The controller emits a span per reconcile:
controller.reconcile_sandbox— one span each time the controller reconciles a Sandbox. Attributes:sandbox.name,sandbox.namespace,sandbox.phase; the span records an error and sets an error status when the reconcile fails. Combined with the router's request spans, a single sandbox can be traced end-to-end across the API call, the reconcile, and the pod.
actor_hash is a stable, non-reversible 8-character SHA-256 prefix of the OIDC sub claim. The raw subject never leaves the process. This satisfies GDPR / SOC2 controls in third-party trace stores while still letting an operator group spans by user within an investigation window.
Logs with trace correlation¶
The router and controller emit slog JSON to stdout. When a request is in flight under an active span, every log line picks up two extra fields: trace_id and span_id. That means a single trace ID — copied from the OTel UI or pulled from the response's traceparent header — pivots straight to the matching log lines.
Example:
{
"time": "2026-05-28T18:30:14.13Z",
"level": "INFO",
"msg": "request",
"method": "POST",
"path": "/api/v1/sandboxes/sb-1/invoke",
"status": 200,
"duration_ms": 1247,
"trace_id": "9b3e1f2a8c4d5e6f7a8b9c0d1e2f3a4b",
"span_id": "1a2b3c4d5e6f7a8b"
}
When the process boots without an OTLP exporter (the default), spans are still recorded but never flushed — so the trace_id field above is omitted unless you explicitly set OTEL_EXPORTER_OTLP_ENDPOINT.
Metrics¶
The Prometheus /metrics endpoint is always on. The router exposes:
agenttier_invoke_requests_total{template, outcome}— counteragenttier_invoke_duration_seconds{template, outcome}— histogram (0.5s..~34min)agenttier_invoke_throttled_total— counteragenttier_configure_requests_total{template, outcome}— counteragenttier_configure_duration_seconds{template, outcome}— histogram (0.1s..~7min)
Plus controller-runtime's standard reconciler metrics on the controller's :8081/metrics.
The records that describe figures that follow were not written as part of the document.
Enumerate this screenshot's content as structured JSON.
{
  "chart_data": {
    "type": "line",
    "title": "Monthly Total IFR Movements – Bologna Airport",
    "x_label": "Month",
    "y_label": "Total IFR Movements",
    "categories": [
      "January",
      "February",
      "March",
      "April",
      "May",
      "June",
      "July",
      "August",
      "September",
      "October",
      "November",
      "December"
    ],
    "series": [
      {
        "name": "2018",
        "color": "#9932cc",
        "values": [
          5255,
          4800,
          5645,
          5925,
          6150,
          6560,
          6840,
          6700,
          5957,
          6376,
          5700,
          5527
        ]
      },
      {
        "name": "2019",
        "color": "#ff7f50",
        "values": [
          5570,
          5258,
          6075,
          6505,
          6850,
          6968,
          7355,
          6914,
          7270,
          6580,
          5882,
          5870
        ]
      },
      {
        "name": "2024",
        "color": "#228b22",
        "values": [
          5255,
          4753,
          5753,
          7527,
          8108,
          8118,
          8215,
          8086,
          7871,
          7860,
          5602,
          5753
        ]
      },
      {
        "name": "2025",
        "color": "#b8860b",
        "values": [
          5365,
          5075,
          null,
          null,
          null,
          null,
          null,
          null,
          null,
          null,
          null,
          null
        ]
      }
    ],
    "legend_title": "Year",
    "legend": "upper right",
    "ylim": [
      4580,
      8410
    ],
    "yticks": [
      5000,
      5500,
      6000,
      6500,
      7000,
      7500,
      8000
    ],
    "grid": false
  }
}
To register these with the Prometheus Operator (when installed), set observability.prometheus.serviceMonitor=true. The chart then renders ServiceMonitors for the router and (when enabled) the OTel collector's self-metrics endpoint.
Recommended dashboards¶
A starter Grafana dashboard for the metrics above lives in hack/dashboards/agenttier.json (placeholder; not yet checked in). Until that lands, the per-template invoke duration histogram is usually the single most useful panel — it surfaces latency regressions before they hit error rates.
Troubleshooting¶
- No spans in the collector logs — confirm
OTEL_EXPORTER_OTLP_ENDPOINTis set on the router and controller pods (kubectl describe pod -n agenttier <router-pod> | grep OTEL). When the env var is empty, the SDK installs aNeverSampleprovider that drops spans cheaply. - Spans show up but aren't reaching my backend — tail the collector logs (
kubectl logs -n agenttier deployment/agenttier-otel-collector). The collector logs every export failure, and thedebugexporter (left attached by default) prints what arrived in case the issue is upstream of the collector. Connection refusederrors at startup — the router and controller fail closed ifOTEL_EXPORTER_OTLP_ENDPOINTis set but the collector isn't reachable. Either bring the collector up first, leave the env var empty during initial install, or setobservability.otelCollector.enabled=trueso the chart's manifest order brings the collector up alongside the rest of the install.